また、変更届のみであれば手数料は不要ですが、古物商許可証の書換申請を行う場合には、書換申請手数料の1,500円を納付することが必要になります。
添付書類
変更届、書換申請の際には届出書又は申請書を提出する必要がありますが、変更の事実を証明するため、併せて以下の書類を添付する必要があります。
変更の事由 | 必要書類 |
---|---|
個人事業主の氏名や住所の変更 | 戸籍謄本や住民票 |
法人の名称や所在地、代表者、代表者の住所、役員の変更 | 法人の履歴事項全部証明書 |
役員や管理者の追加、変更 | 対象者の住民票、身分証明書、誓約書及び直近5年間の略歴書 |
営業所の移転又は増設 | 新たな営業所に関する賃貸借契約書の写し等 |
遅延理由書
古物商に限ったことではありませんが、変更の届出を怠っていたことを行政機関から指摘された上、遅延理由書の提出を求められてから慌てて弊所まで相談に来られるケースがあります。
この遅延理由書を所定の様式にしている都道府県は少ないでしょうから、文書はすべて営業者側が用意することになります。

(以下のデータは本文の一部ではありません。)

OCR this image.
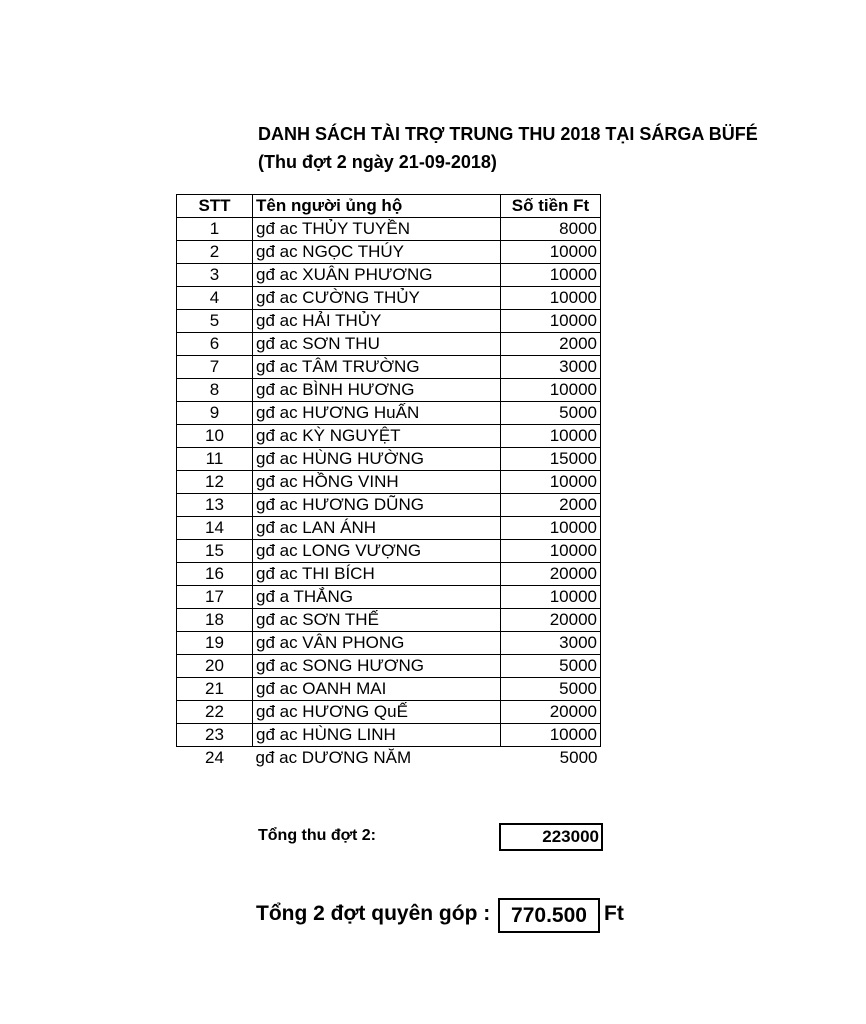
DANH SÁCH TÀI TRỢ TRUNG THU 2018 TẠI SÁRGA BÜFÉ
(Thu đợt 2 ngày 21-09-2018)
STT	Tên người ủng hộ	Số tiền Ft
1	gđ ac THỦY TUYỀN	8000
2	gđ ac NGỌC THÚY	10000
3	gđ ac XUÂN PHƯƠNG	10000
4	gđ ac CƯỜNG THỦY	10000
5	gđ ac HẢI THỦY	10000
6	gđ ac SƠN THU	2000
7	gđ ac TÂM TRƯỜNG	3000
8	gđ ac BÌNH HƯƠNG	10000
9	gđ ac HƯƠNG HuẤN	5000
10	gđ ac KỲ NGUYỆT	10000
11	gđ ac HÙNG HƯỜNG	15000
12	gđ ac HỒNG VINH	10000
13	gđ ac HƯƠNG DŨNG	2000
14	gđ ac LAN ÁNH	10000
15	gđ ac LONG VƯỢNG	10000
16	gđ ac THI BÍCH	20000
17	gđ a THẮNG	10000
18	gđ ac SƠN THẾ	20000
19	gđ ac VÂN PHONG	3000
20	gđ ac SONG HƯƠNG	5000
21	gđ ac OANH MAI	5000
22	gđ ac HƯƠNG QuẾ	20000
23	gđ ac HÙNG LINH	10000
24	gđ ac DƯƠNG NĂM	5000
Tổng thu đợt 2:	223000
Tổng 2 đợt quyên góp : 770.500 Ft
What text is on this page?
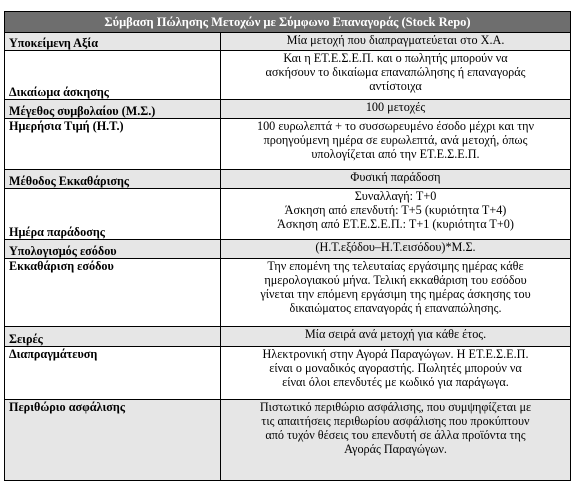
Σύμβαση Πώλησης Μετοχών με Σύμφωνο Επαναγοράς (Stock Repo)	
Υποκείμενη Αξία	Μία μετοχή που διαπραγματεύεται στο Χ.Α.

Δικαίωμα άσκησης	Και η ΕΤ.Ε.Σ.Ε.Π. και ο πωλητής μπορούν να
ασκήσουν το δικαίωμα επαναπώλησης ή επαναγοράς
αντίστοιχα

Μέγεθος συμβολαίου (Μ.Σ.)	100 μετοχές

Ημερήσια Τιμή (Η.Τ.)	100 ευρωλεπτά + το συσσωρευμένο έσοδο μέχρι και την
προηγούμενη ημέρα σε ευρωλεπτά, ανά μετοχή, όπως
υπολογίζεται από την ΕΤ.Ε.Σ.Ε.Π.

Μέθοδος Εκκαθάρισης	Φυσική παράδοση

Ημέρα παράδοσης	Συναλλαγή: Τ+0
Άσκηση από επενδυτή: Τ+5 (κυριότητα Τ+4)
Άσκηση από ΕΤ.Ε.Σ.Ε.Π.: Τ+1 (κυριότητα Τ+0)

Υπολογισμός εσόδου	(Η.Τ.εξόδου–Η.Τ.εισόδου)*Μ.Σ.

Εκκαθάριση εσόδου	Την επομένη της τελευταίας εργάσιμης ημέρας κάθε
ημερολογιακού μήνα. Τελική εκκαθάριση του εσόδου
γίνεται την επόμενη εργάσιμη της ημέρας άσκησης του
δικαιώματος επαναγοράς ή επαναπώλησης.

Σειρές	Μία σειρά ανά μετοχή για κάθε έτος.

Διαπραγμάτευση	Ηλεκτρονική στην Αγορά Παραγώγων. Η ΕΤ.Ε.Σ.Ε.Π.
είναι ο μοναδικός αγοραστής. Πωλητές μπορούν να
είναι όλοι επενδυτές με κωδικό για παράγωγα.

Περιθώριο ασφάλισης	Πιστωτικό περιθώριο ασφάλισης, που συμψηφίζεται με
τις απαιτήσεις περιθωρίου ασφάλισης που προκύπτουν
από τυχόν θέσεις του επενδυτή σε άλλα προϊόντα της
Αγοράς Παραγώγων.
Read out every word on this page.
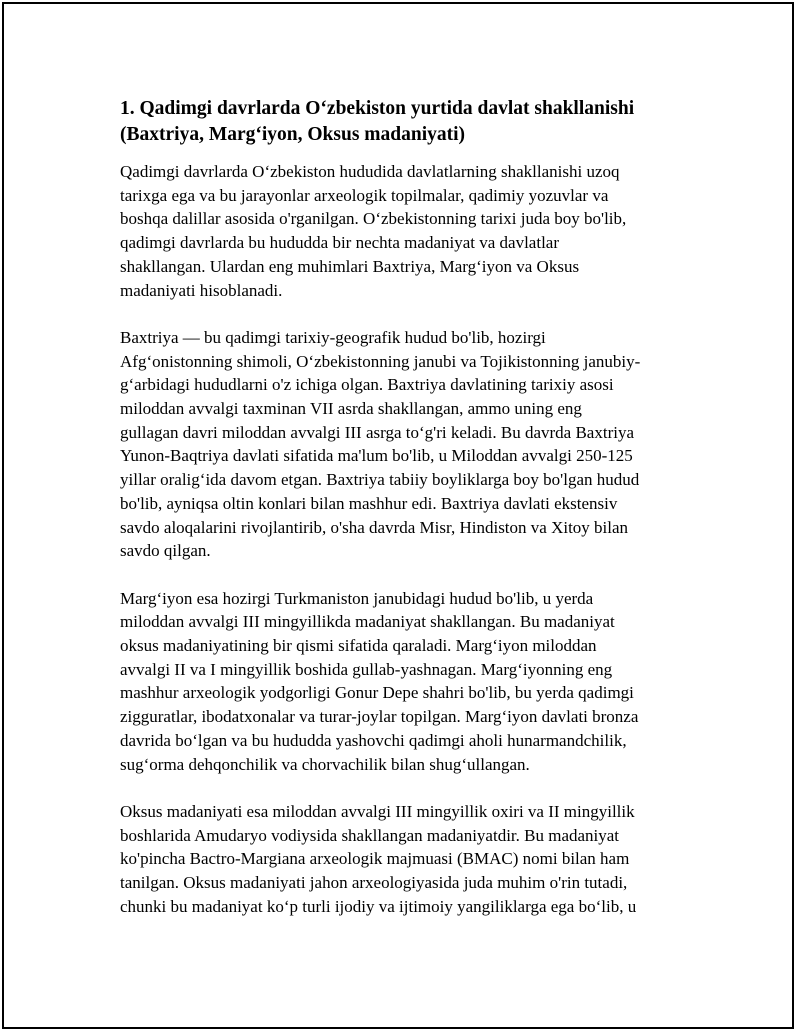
1. Qadimgi davrlarda O‘zbekiston yurtida davlat shakllanishi
(Baxtriya, Marg‘iyon, Oksus madaniyati)

Qadimgi davrlarda O‘zbekiston hududida davlatlarning shakllanishi uzoq
tarixga ega va bu jarayonlar arxeologik topilmalar, qadimiy yozuvlar va
boshqa dalillar asosida o'rganilgan. O‘zbekistonning tarixi juda boy bo'lib,
qadimgi davrlarda bu hududda bir nechta madaniyat va davlatlar
shakllangan. Ulardan eng muhimlari Baxtriya, Marg‘iyon va Oksus
madaniyati hisoblanadi.

Baxtriya — bu qadimgi tarixiy-geografik hudud bo'lib, hozirgi
Afg‘onistonning shimoli, O‘zbekistonning janubi va Tojikistonning janubiy-
g‘arbidagi hududlarni o'z ichiga olgan. Baxtriya davlatining tarixiy asosi
miloddan avvalgi taxminan VII asrda shakllangan, ammo uning eng
gullagan davri miloddan avvalgi III asrga to‘g'ri keladi. Bu davrda Baxtriya
Yunon-Baqtriya davlati sifatida ma'lum bo'lib, u Miloddan avvalgi 250-125
yillar oralig‘ida davom etgan. Baxtriya tabiiy boyliklarga boy bo'lgan hudud
bo'lib, ayniqsa oltin konlari bilan mashhur edi. Baxtriya davlati ekstensiv
savdo aloqalarini rivojlantirib, o'sha davrda Misr, Hindiston va Xitoy bilan
savdo qilgan.

Marg‘iyon esa hozirgi Turkmaniston janubidagi hudud bo'lib, u yerda
miloddan avvalgi III mingyillikda madaniyat shakllangan. Bu madaniyat
oksus madaniyatining bir qismi sifatida qaraladi. Marg‘iyon miloddan
avvalgi II va I mingyillik boshida gullab-yashnagan. Marg‘iyonning eng
mashhur arxeologik yodgorligi Gonur Depe shahri bo'lib, bu yerda qadimgi
zigguratlar, ibodatxonalar va turar-joylar topilgan. Marg‘iyon davlati bronza
davrida bo‘lgan va bu hududda yashovchi qadimgi aholi hunarmandchilik,
sug‘orma dehqonchilik va chorvachilik bilan shug‘ullangan.

Oksus madaniyati esa miloddan avvalgi III mingyillik oxiri va II mingyillik
boshlarida Amudaryo vodiysida shakllangan madaniyatdir. Bu madaniyat
ko'pincha Bactro-Margiana arxeologik majmuasi (BMAC) nomi bilan ham
tanilgan. Oksus madaniyati jahon arxeologiyasida juda muhim o'rin tutadi,
chunki bu madaniyat ko‘p turli ijodiy va ijtimoiy yangiliklarga ega bo‘lib, u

反省文や始末書ではないので、届出が遅延した理由について簡潔に述べ、日付と営業者の住所氏名を記載して提出します。
許可証の再交付申請
許可証を書き換えしようにも、許可証自体を紛失してしまったというケースはあるあるです。そもそも許可証を紛失したまま古物営業を続けていると、それだけで違法状態となってしまいます。これは運転免許証を失ったまま自動車を運転することと同様です。
このような場合は、許可証の交付を受けた警察署(移転後に紛失した場合には営業所の所在地を管轄する警察署)に対して許可証を再交付するための申請を行う必要があります。
再交付申請は営業者本人であることを確認することのできる運転免許証などを持参し、再交付申請書を提出することにより行います。また、申請手数料として1,300円を納付します。
許可証の返納届
古物営業を廃止した場合のほか、たとえば個人で取得していた古物商許可を法人許可に切り替えようとする場合、既に取得している許可証を返納する必要があります。この手続きについても忘れがちになるようですが、任意ではなく義務となっているため必ず届け出るようにしましょう。
★個人許可と法人許可の同時保持
個人許可を保持したまま法人の役員として法人許可を取得することができるのかという点については、管轄の警察署により判断が分かれるようです。たとえば自宅を営業所、自分自身を管理者として申請し個人許可を取得していたケースにおいて、その個人が別の場所に所在する法人の営業所の常勤管理者として就任することは実務上困難であるものと考えられます。よって、このケースでは法人許可は取得することができないものと解釈します。
ただし、経験上必ずしもこの取扱いがなされているわけではなく、警察署が把握した上で個人許可と法人許可を同時に保持しているケースを確認しています。
いずれにせよ不明な点があれば自己判断は避け、管轄の警察署に対して問い合わせを行うよう心がけましょう。